Les soldats israéliens racontent une histoire de cruauté sauvage à Gaza – une histoire cachée aux publics occidentaux

 DE : https://jonathancook.substack.com/

Les femmes et les enfants sont intentionnellement ciblés, affirment les lanceurs d’alerte israéliens. Des troupes terrestres aux commandants, les règles de la guerre ont été détruites

Par Jonathan Cook 19 juillet 2024



[ Publié  sur Middle East Eye ]

Ils continuent . Ce week-end, Israël a lancé une nouvelle frappe aérienne dévastatrice sur Gaza, tuant au moins 90 Palestiniens et en blessant des centaines d'autres, dont des femmes, des enfants et des secouristes. 

Une fois de plus, Israël a ciblé les réfugiés déplacés par ses précédentes bombes, transformant une zone qu’il avait formellement déclarée « zone de sécurité » en un champ de bataille. 

Et une fois de plus, les puissances occidentales ont haussé les épaules. Ils étaient trop occupés à accuser la Russie de crimes de guerre pour avoir le temps de s’inquiéter des crimes de guerre bien pires infligés à Gaza par leur allié israélien – avec les armes qu’ils ont fournies. 

Les atrocités commises dans le camp d'al-Mawasi, peuplé de 80 000 civils , ont eu la couverture israélienne habituelle – une couverture déployée pour rassurer l'opinion publique occidentale sur le fait que leurs dirigeants ne sont pas aussi hypocrites qu'ils semblent l'être en soutenant ce que la Cour mondiale a décrit comme une « génocide plausible ». 

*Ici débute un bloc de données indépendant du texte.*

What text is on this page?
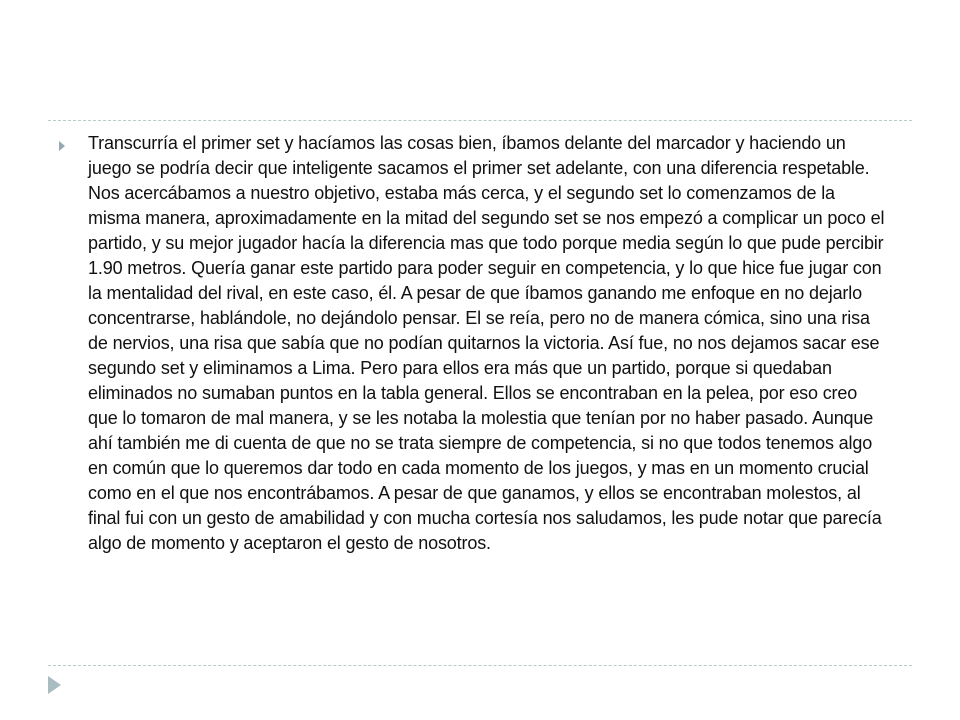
Transcurría el primer set y hacíamos las cosas bien, íbamos delante del marcador y haciendo un juego se podría decir que inteligente sacamos el primer set adelante, con una diferencia respetable. Nos acercábamos a nuestro objetivo, estaba más cerca, y el segundo set lo comenzamos de la misma manera, aproximadamente en la mitad del segundo set se nos empezó a complicar un poco el partido, y su mejor jugador hacía la diferencia mas que todo porque media según lo que pude percibir 1.90 metros. Quería ganar este partido para poder seguir en competencia, y lo que hice fue jugar con la mentalidad del rival, en este caso, él. A pesar de que íbamos ganando me enfoque en no dejarlo concentrarse, hablándole, no dejándolo pensar. El se reía, pero no de manera cómica, sino una risa de nervios, una risa que sabía que no podían quitarnos la victoria. Así fue, no nos dejamos sacar ese segundo set y eliminamos a Lima. Pero para ellos era más que un partido, porque si quedaban eliminados no sumaban puntos en la tabla general. Ellos se encontraban en la pelea, por eso creo que lo tomaron de mal manera, y se les notaba la molestia que tenían por no haber pasado. Aunque ahí también me di cuenta de que no se trata siempre de competencia, si no que todos tenemos algo en común que lo queremos dar todo en cada momento de los juegos, y mas en un momento crucial como en el que nos encontrábamos. A pesar de que ganamos, y ellos se encontraban molestos, al final fui con un gesto de amabilidad y con mucha cortesía nos saludamos, les pude notar que parecía algo de momento y aceptaron el gesto de nosotros.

Israël a déclaré qu'il tentait de frapper deux dirigeants du Hamas – dont Mohammed Deif, chef de la branche militaire du groupe – bien que le Premier ministre israélien Benjamin Netanyahu ne semble pas sûr du succès de la frappe. 

Personne dans les médias occidentaux ne semble se demander pourquoi les deux hommes préféraient devenir une cible dans un camp de réfugiés surpeuplé et de fortune, où ils couraient un risque énorme d'être trahis par un informateur israélien, plutôt que de s'abriter dans le vaste réseau de tunnels du Hamas. 

Ou pourquoi Israël a jugé nécessaire de tirer une multitude de bombes et de missiles massifs pour éliminer deux individus. Est-ce là la nouvelle et vaste redéfinition israélienne d’un « assassinat ciblé » ? 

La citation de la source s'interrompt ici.